Zoe nodded, glancing sideways. “That’s fine with me.” She looked tentative. Her eyes were filled with hesitancy. Apology.

It made me want to claw my skin off.

This was the woman who’d met me fearlessly the entire time. For years, she had. Chased me down in the parking lot to give me a piece of her mind. Swung abatat my head. Granted, she didn’t know it was me at the time, but even if she had, I couldn’t help but think she still would’ve done it.

A couple of kisses and she wasn’t sure how to handle me.

I stood before I knew what I was doing. “Gonna go check on Mira,” I said tersely. Neither woman said a word as I strode from the room.

What I found stopped me short.

They weren’t playing blocks anymore. They’d moved to a big farmhouse-style table in the area just off the kitchen. The surface was covered with papers, crayons, and colored pencils.

The young woman next to Mira had her head bent over her own paper while Mira scribbled messily on a giant piece of yellow construction paper. She’d hardly noticed that I’d entered the room, so I walked quietly.

The therapist sitting with her lifted her head and smiled encouragingly as I approached. “Want to color with us?” she asked.

I didn’t answer her, though. My eyes were trained on Mira’s paper. At first, I could hardly make sense of the shapes and pieces. Jagged lines of brown and yellow and red and blue and black.

The proportions were completely off. It would never win any art awards, not in any universe. And there was no doubt in my mind that I’d see that picture when I closed my eyes for the rest of my fucking life.

The longer I stared, the more I wondered if anyone else in the room had heard the break of my bones as my chest cracked wide open.

It was us.

My hand, a wobbly line, was on Mira’s. My hair was a giant black blob, and in the area of my face, she’d given me a straight line for a mouth. Zoe—clearly identifiable because of the wild hair and the big, red, crooked smile—was on the other side of Mira.

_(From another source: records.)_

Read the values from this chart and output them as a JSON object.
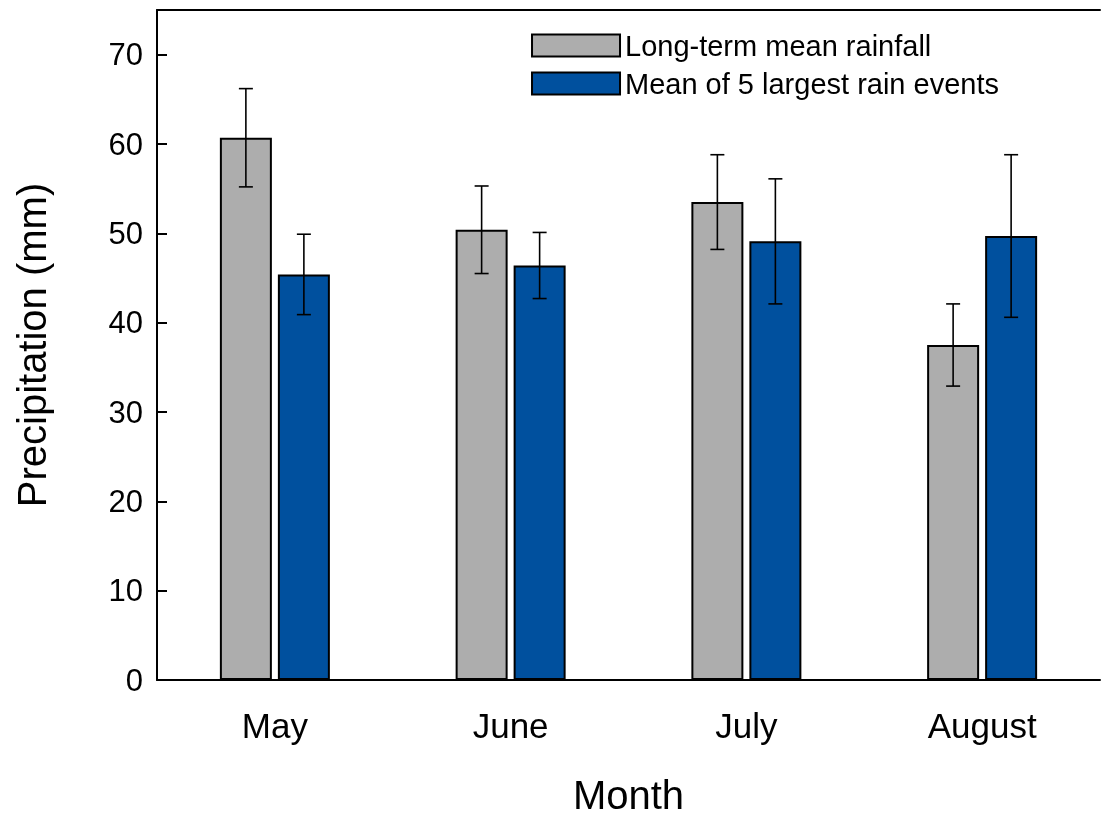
{
  "chart_data": {
    "type": "bar",
    "xlabel": "Month",
    "ylabel": "Precipitation (mm)",
    "categories": [
      "May",
      "June",
      "July",
      "August"
    ],
    "series": [
      {
        "name": "Long-term mean rainfall",
        "color": "#adadad",
        "values": [
          60.7,
          50.4,
          53.5,
          37.5
        ],
        "errors": [
          5.5,
          4.9,
          5.3,
          4.6
        ]
      },
      {
        "name": "Mean of 5 largest rain events",
        "color": "#00509e",
        "values": [
          45.4,
          46.4,
          49.1,
          49.7
        ],
        "errors": [
          4.5,
          3.7,
          7.0,
          9.1
        ]
      }
    ],
    "ylim": [
      0,
      75
    ],
    "yticks": [
      0,
      10,
      20,
      30,
      40,
      50,
      60,
      70
    ],
    "grid": false,
    "legend": "top right"
  }
}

In between the larger figures flanking her, Mira was only clear because of the brown hair. Instead of her body, she’d attempted to draw a heart over her chest.

I crouched next to her, settling my hand on her back. She was so little. Sometimes that was easy to forget because of how bloody big her personality was.

“What do you have here, duck?” I asked quietly.

Mira stopped, beaming up at me with a smile so big that I felt it in my fucking soul. “I drawing a family.”